COFAG: SPÖ and FPÖ call for committee of inquiry

COFAG: SPÖ and FPÖ call for committee of inquiry

If the SPÖ and FPÖ have their way, a parliamentary committee of inquiry into the events at the Covid 19 financing agency should now be set up. The NEOS also reacted again with criticism. The excitement, on the other hand, is hardly understandable for the ÖVP-Wirtschaftsbund and the Wirtschaftskammer (WKÖ).

“The Court of Auditors’ report confirms that COFAG is an unnecessary and highly opaque construction and was obviously only set up as a self-service shop for Turkish minions and advisors close to the VP,” said SPÖ Court of Auditors spokeswoman Karin Greiner in a broadcast. A parliamentary review is therefore now inevitable. The Social Democratic Business Association of Vienna also sees major economic damage caused by COFAG.

The FPÖ sees the “black box” COFAG as a “hot candidate for the next parliamentary committee of inquiry”. “The final report presented today by the Court of Auditors on COFAG confirms all our allegations that we have made from the outset about this money distribution construct outside of any parliamentary control,” said FPÖ MP Christian Hafenecker.

For NEOS finance spokeswoman Karin Doppelbauer, COFAG is “a grotesquely flawed design by the turquoise-green federal government”. With COFAG, “billions of taxpayers’ money was thrown out the window irresponsibly and oblivious to the future” – money that is missing to relieve the current crisis.
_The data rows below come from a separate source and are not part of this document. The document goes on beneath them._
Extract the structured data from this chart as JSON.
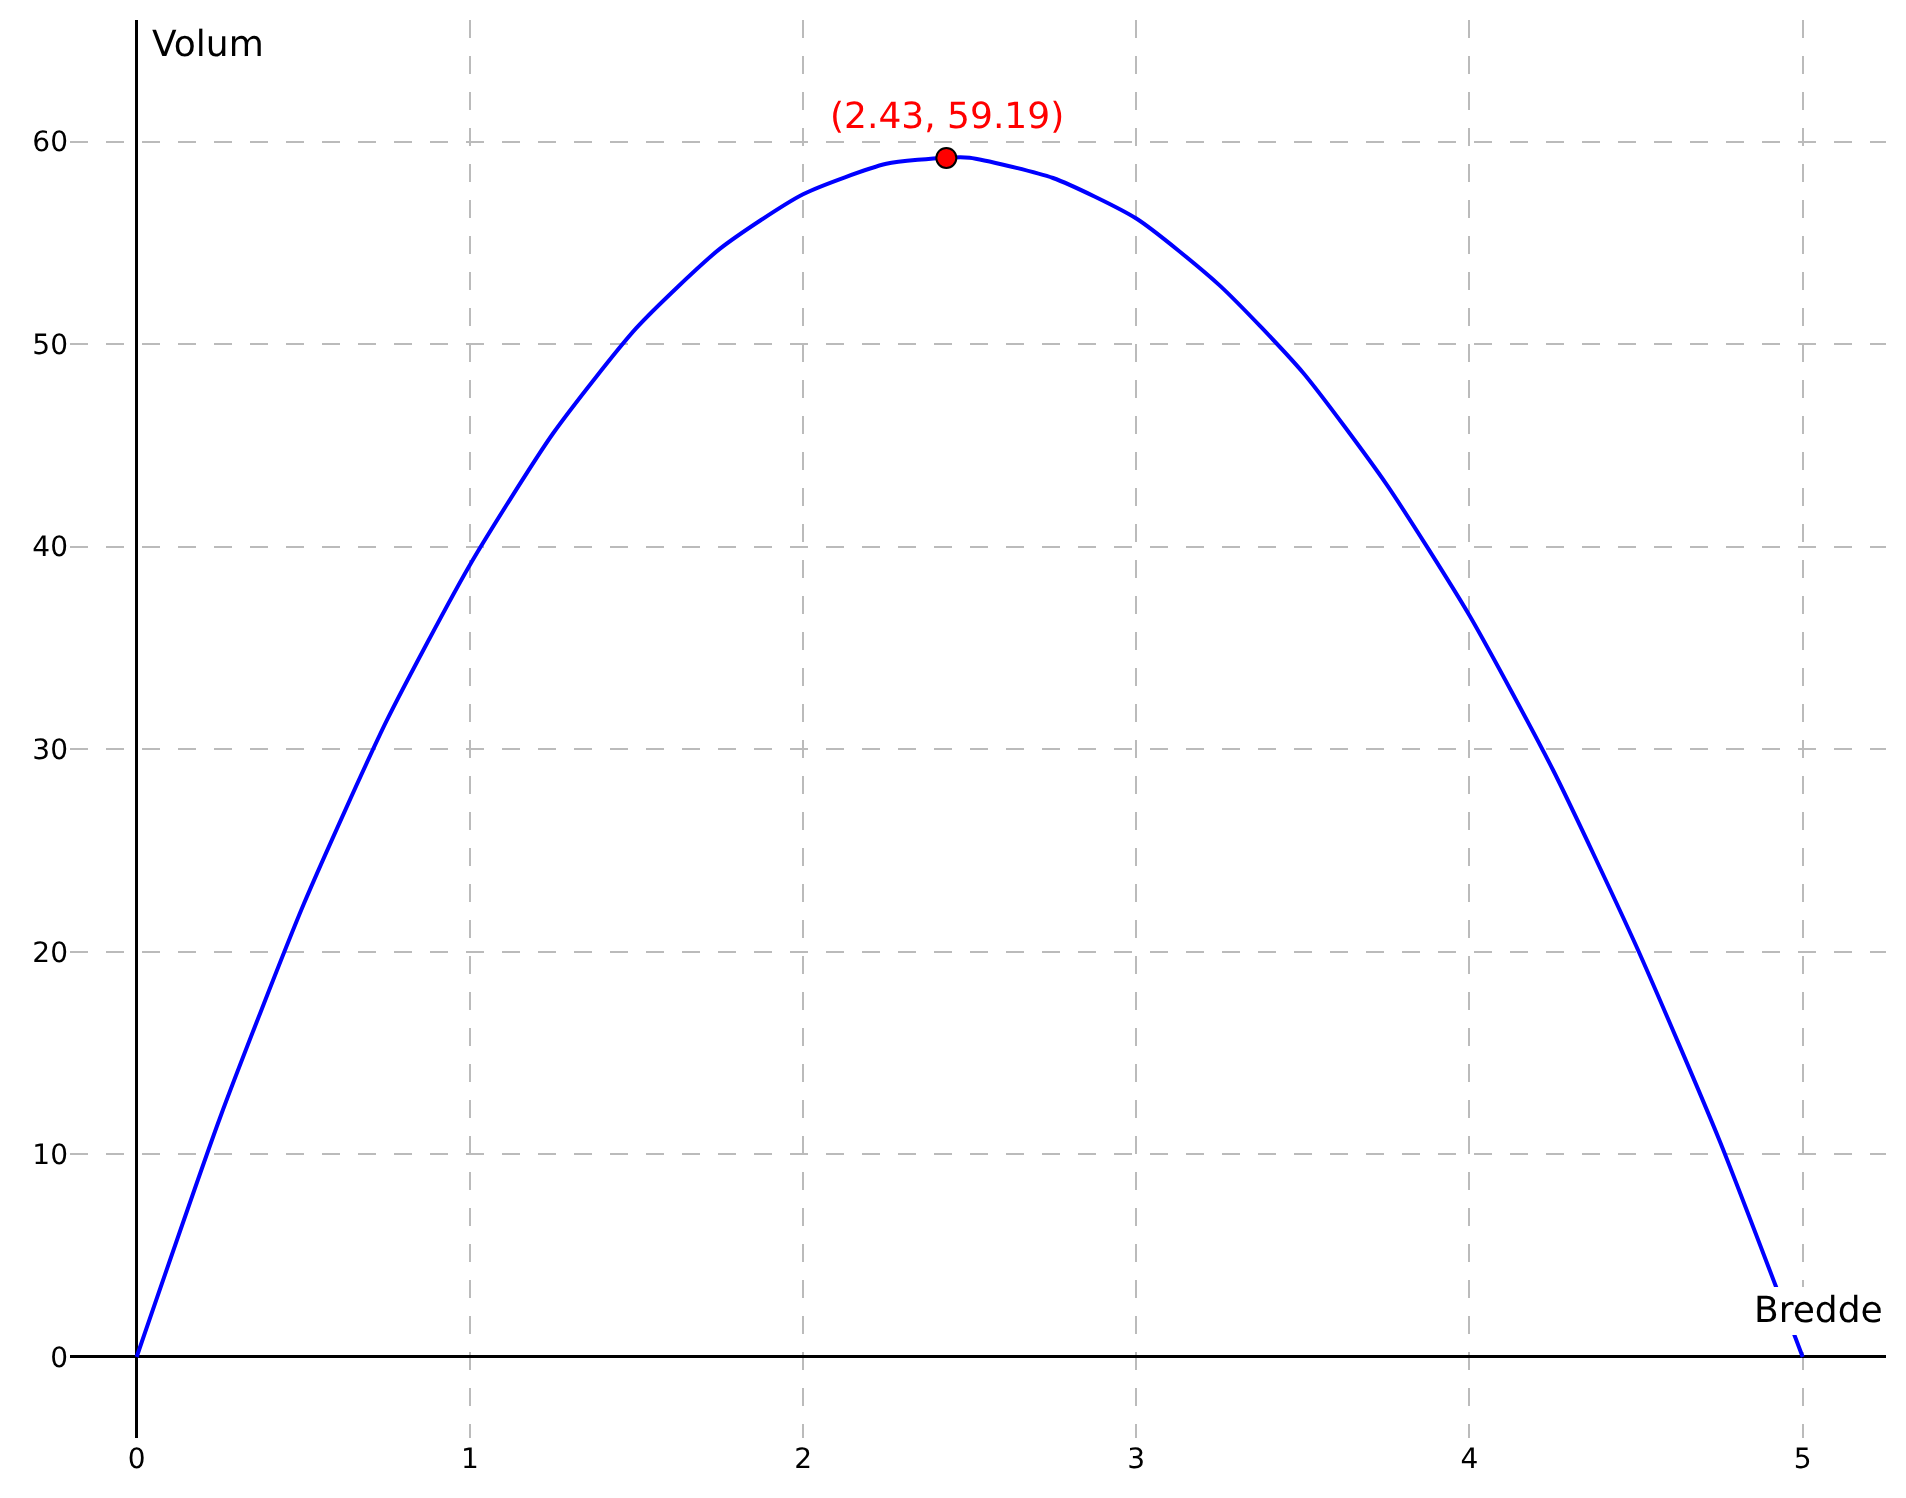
{
  "chart_data": {
    "type": "line",
    "xlabel": "Bredde",
    "ylabel": "Volum",
    "x": [
      0,
      0.25,
      0.5,
      0.75,
      1,
      1.25,
      1.5,
      1.75,
      2,
      2.25,
      2.43,
      2.5,
      2.75,
      3,
      3.25,
      3.5,
      3.75,
      4,
      4.25,
      4.5,
      4.75,
      5
    ],
    "series": [
      {
        "color": "#0000ff",
        "values": [
          0,
          11.8,
          22.3,
          31.4,
          39.1,
          45.6,
          50.8,
          54.7,
          57.4,
          58.9,
          59.2,
          59.2,
          58.2,
          56.2,
          52.9,
          48.6,
          43.1,
          36.6,
          29.0,
          20.3,
          10.7,
          0
        ]
      },
      {
        "type": "scatter",
        "color": "#ff0000",
        "x": [
          2.43
        ],
        "values": [
          59.19
        ],
        "marker": "circle"
      }
    ],
    "annotations": [
      {
        "text": "(2.43, 59.19)",
        "x": 2.43,
        "y": 59.19
      }
    ],
    "xlim": [
      -0.2,
      5.25
    ],
    "ylim": [
      -4,
      66
    ],
    "xticks": [
      0,
      1,
      2,
      3,
      4,
      5
    ],
    "yticks": [
      0,
      10,
      20,
      30,
      40,
      50,
      60
    ],
    "grid": true,
    "line_style": "solid",
    "marker": "none"
  }
}
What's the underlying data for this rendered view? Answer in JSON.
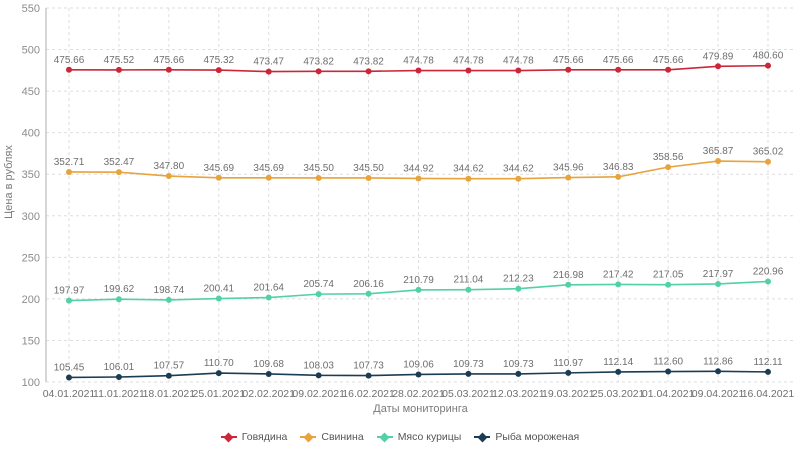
{
  "chart_data": {
    "type": "line",
    "title": "",
    "xlabel": "Даты мониторинга",
    "ylabel": "Цена в рублях",
    "ylim": [
      100,
      550
    ],
    "ytick_step": 50,
    "grid": "dashed",
    "legend_position": "bottom",
    "categories": [
      "04.01.2021",
      "11.01.2021",
      "18.01.2021",
      "25.01.2021",
      "02.02.2021",
      "09.02.2021",
      "16.02.2021",
      "28.02.2021",
      "05.03.2021",
      "12.03.2021",
      "19.03.2021",
      "25.03.2021",
      "01.04.2021",
      "09.04.2021",
      "16.04.2021"
    ],
    "series": [
      {
        "name": "Говядина",
        "color": "#cb2738",
        "values": [
          475.66,
          475.52,
          475.66,
          475.32,
          473.47,
          473.82,
          473.82,
          474.78,
          474.78,
          474.78,
          475.66,
          475.66,
          475.66,
          479.89,
          480.6
        ]
      },
      {
        "name": "Свинина",
        "color": "#e8a33c",
        "values": [
          352.71,
          352.47,
          347.8,
          345.69,
          345.69,
          345.5,
          345.5,
          344.92,
          344.62,
          344.62,
          345.96,
          346.83,
          358.56,
          365.87,
          365.02
        ]
      },
      {
        "name": "Мясо курицы",
        "color": "#52d1a6",
        "values": [
          197.97,
          199.62,
          198.74,
          200.41,
          201.64,
          205.74,
          206.16,
          210.79,
          211.04,
          212.23,
          216.98,
          217.42,
          217.05,
          217.97,
          220.96
        ]
      },
      {
        "name": "Рыба мороженая",
        "color": "#1c3c54",
        "values": [
          105.45,
          106.01,
          107.57,
          110.7,
          109.68,
          108.03,
          107.73,
          109.06,
          109.73,
          109.73,
          110.97,
          112.14,
          112.6,
          112.86,
          112.11
        ]
      }
    ]
  },
  "colors": {
    "grid": "#dedede",
    "axis": "#c4c4c4",
    "tick_text": "#8c8c8c",
    "data_label_text": "#6e6e6e"
  }
}
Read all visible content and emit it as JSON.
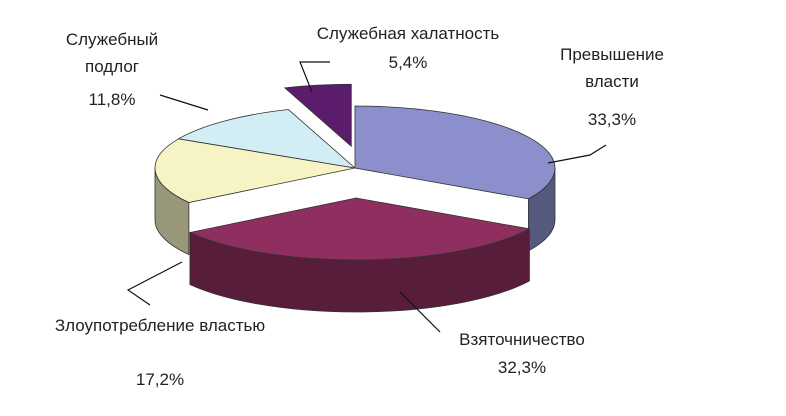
{
  "chart_data": {
    "type": "pie3d",
    "categories": [
      "Превышение власти",
      "Взяточничество",
      "Злоупотребление властью",
      "Служебный подлог",
      "Служебная халатность"
    ],
    "values": [
      33.3,
      32.3,
      17.2,
      11.8,
      5.4
    ],
    "value_labels": [
      "33,3%",
      "32,3%",
      "17,2%",
      "11,8%",
      "5,4%"
    ],
    "colors": [
      "#8b8fcb",
      "#8f2f60",
      "#f6f3c4",
      "#d3edf4",
      "#5c1c6c"
    ]
  }
}
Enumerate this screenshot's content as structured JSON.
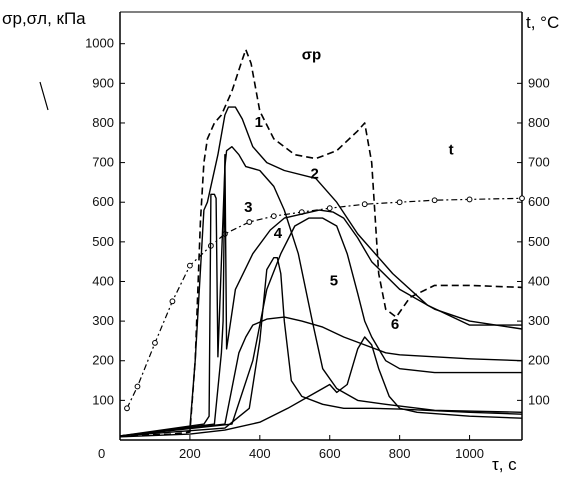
{
  "chart_data": {
    "type": "line",
    "ylabel_left": "σр,σл, кПа",
    "ylabel_right": "t, °C",
    "xlabel": "τ, c",
    "origin_label": "0",
    "xlim": [
      0,
      1150
    ],
    "ylim_left": [
      0,
      1080
    ],
    "ylim_right": [
      0,
      1080
    ],
    "x_ticks": [
      200,
      400,
      600,
      800,
      1000
    ],
    "y_ticks_left": [
      100,
      200,
      300,
      400,
      500,
      600,
      700,
      800,
      900,
      1000
    ],
    "y_ticks_right": [
      100,
      200,
      300,
      400,
      500,
      600,
      700,
      800,
      900
    ],
    "grid": false,
    "series": [
      {
        "name": "σр",
        "style": "dashed",
        "points": [
          [
            0,
            10
          ],
          [
            150,
            15
          ],
          [
            200,
            20
          ],
          [
            215,
            200
          ],
          [
            230,
            550
          ],
          [
            240,
            700
          ],
          [
            250,
            760
          ],
          [
            270,
            800
          ],
          [
            290,
            820
          ],
          [
            320,
            880
          ],
          [
            350,
            960
          ],
          [
            360,
            985
          ],
          [
            375,
            950
          ],
          [
            400,
            830
          ],
          [
            440,
            760
          ],
          [
            500,
            720
          ],
          [
            560,
            710
          ],
          [
            620,
            730
          ],
          [
            680,
            780
          ],
          [
            700,
            800
          ],
          [
            720,
            700
          ],
          [
            740,
            420
          ],
          [
            760,
            330
          ],
          [
            790,
            310
          ],
          [
            830,
            360
          ],
          [
            900,
            390
          ],
          [
            1000,
            390
          ],
          [
            1150,
            385
          ]
        ]
      },
      {
        "name": "t",
        "style": "dashdot-markers",
        "axis": "right",
        "points": [
          [
            20,
            80
          ],
          [
            50,
            135
          ],
          [
            100,
            245
          ],
          [
            150,
            350
          ],
          [
            200,
            440
          ],
          [
            260,
            490
          ],
          [
            300,
            520
          ],
          [
            370,
            550
          ],
          [
            440,
            565
          ],
          [
            520,
            575
          ],
          [
            600,
            585
          ],
          [
            700,
            595
          ],
          [
            800,
            600
          ],
          [
            900,
            605
          ],
          [
            1000,
            607
          ],
          [
            1150,
            610
          ]
        ]
      },
      {
        "name": "1",
        "points": [
          [
            0,
            10
          ],
          [
            200,
            30
          ],
          [
            215,
            200
          ],
          [
            240,
            580
          ],
          [
            250,
            600
          ],
          [
            280,
            720
          ],
          [
            300,
            820
          ],
          [
            310,
            840
          ],
          [
            330,
            840
          ],
          [
            350,
            810
          ],
          [
            380,
            740
          ],
          [
            420,
            700
          ],
          [
            470,
            680
          ],
          [
            560,
            660
          ],
          [
            620,
            600
          ],
          [
            680,
            520
          ],
          [
            780,
            420
          ],
          [
            880,
            340
          ],
          [
            1000,
            290
          ],
          [
            1150,
            290
          ]
        ]
      },
      {
        "name": "2",
        "points": [
          [
            0,
            10
          ],
          [
            240,
            40
          ],
          [
            255,
            60
          ],
          [
            260,
            620
          ],
          [
            270,
            620
          ],
          [
            275,
            610
          ],
          [
            280,
            210
          ],
          [
            300,
            690
          ],
          [
            305,
            730
          ],
          [
            320,
            740
          ],
          [
            340,
            720
          ],
          [
            360,
            690
          ],
          [
            400,
            680
          ],
          [
            440,
            640
          ],
          [
            470,
            580
          ],
          [
            510,
            470
          ],
          [
            550,
            300
          ],
          [
            580,
            180
          ],
          [
            620,
            130
          ],
          [
            680,
            100
          ],
          [
            760,
            90
          ],
          [
            900,
            75
          ],
          [
            1150,
            70
          ]
        ]
      },
      {
        "name": "3",
        "points": [
          [
            0,
            10
          ],
          [
            270,
            40
          ],
          [
            290,
            220
          ],
          [
            295,
            300
          ],
          [
            300,
            720
          ],
          [
            305,
            230
          ],
          [
            330,
            380
          ],
          [
            380,
            470
          ],
          [
            430,
            530
          ],
          [
            470,
            560
          ],
          [
            520,
            570
          ],
          [
            570,
            580
          ],
          [
            610,
            575
          ],
          [
            640,
            560
          ],
          [
            680,
            510
          ],
          [
            720,
            450
          ],
          [
            800,
            380
          ],
          [
            900,
            330
          ],
          [
            1000,
            300
          ],
          [
            1150,
            280
          ]
        ]
      },
      {
        "name": "4",
        "points": [
          [
            0,
            10
          ],
          [
            300,
            30
          ],
          [
            370,
            80
          ],
          [
            400,
            250
          ],
          [
            420,
            430
          ],
          [
            440,
            460
          ],
          [
            450,
            460
          ],
          [
            460,
            420
          ],
          [
            470,
            300
          ],
          [
            490,
            150
          ],
          [
            520,
            110
          ],
          [
            580,
            90
          ],
          [
            640,
            80
          ],
          [
            720,
            80
          ],
          [
            800,
            78
          ],
          [
            1000,
            70
          ],
          [
            1150,
            65
          ]
        ]
      },
      {
        "name": "5",
        "points": [
          [
            0,
            10
          ],
          [
            320,
            40
          ],
          [
            380,
            200
          ],
          [
            420,
            380
          ],
          [
            460,
            470
          ],
          [
            500,
            540
          ],
          [
            540,
            560
          ],
          [
            580,
            560
          ],
          [
            620,
            540
          ],
          [
            650,
            470
          ],
          [
            680,
            370
          ],
          [
            700,
            300
          ],
          [
            720,
            260
          ],
          [
            760,
            200
          ],
          [
            800,
            180
          ],
          [
            900,
            170
          ],
          [
            1000,
            170
          ],
          [
            1150,
            170
          ]
        ]
      },
      {
        "name": "6",
        "points": [
          [
            0,
            10
          ],
          [
            300,
            40
          ],
          [
            340,
            220
          ],
          [
            360,
            260
          ],
          [
            380,
            290
          ],
          [
            420,
            305
          ],
          [
            470,
            310
          ],
          [
            520,
            300
          ],
          [
            580,
            285
          ],
          [
            640,
            260
          ],
          [
            700,
            240
          ],
          [
            760,
            220
          ],
          [
            800,
            215
          ],
          [
            900,
            210
          ],
          [
            1000,
            205
          ],
          [
            1150,
            200
          ]
        ]
      },
      {
        "name": "",
        "points": [
          [
            0,
            8
          ],
          [
            200,
            15
          ],
          [
            300,
            25
          ],
          [
            400,
            45
          ],
          [
            480,
            80
          ],
          [
            540,
            110
          ],
          [
            580,
            130
          ],
          [
            600,
            140
          ],
          [
            620,
            120
          ],
          [
            650,
            140
          ],
          [
            680,
            230
          ],
          [
            700,
            260
          ],
          [
            720,
            240
          ],
          [
            740,
            180
          ],
          [
            770,
            110
          ],
          [
            800,
            80
          ],
          [
            850,
            70
          ],
          [
            1000,
            60
          ],
          [
            1150,
            55
          ]
        ]
      }
    ],
    "annotations": [
      {
        "text": "1",
        "x": 385,
        "y": 790
      },
      {
        "text": "2",
        "x": 545,
        "y": 660
      },
      {
        "text": "3",
        "x": 355,
        "y": 575
      },
      {
        "text": "4",
        "x": 440,
        "y": 510
      },
      {
        "text": "5",
        "x": 600,
        "y": 390
      },
      {
        "text": "6",
        "x": 775,
        "y": 280
      },
      {
        "text": "σр",
        "x": 520,
        "y": 960
      },
      {
        "text": "t",
        "x": 940,
        "y": 720
      }
    ]
  }
}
The ÖVP-Wirtschaftsbund sees things differently. “The introduction of COFAG was absolutely the right decision. At the beginning of the pandemic, it was essential to act as quickly and efficiently as possible,” said Secretary General Kurt Egger. “The corona pandemic put economic and personal livelihoods at risk. The work of COFAG saved them and was therefore a mainstay of the corona crisis management in Austria,” he argued.

The General Secretary of the Economic Chamber, Karlheinz, sounded a similar horn. COFAG’s clear goal was “to maintain the solvency of our companies as best as possible, to bridge liquidity difficulties caused by the crisis – and thus to prevent bankruptcies and to keep jobs.” These goals have been achieved.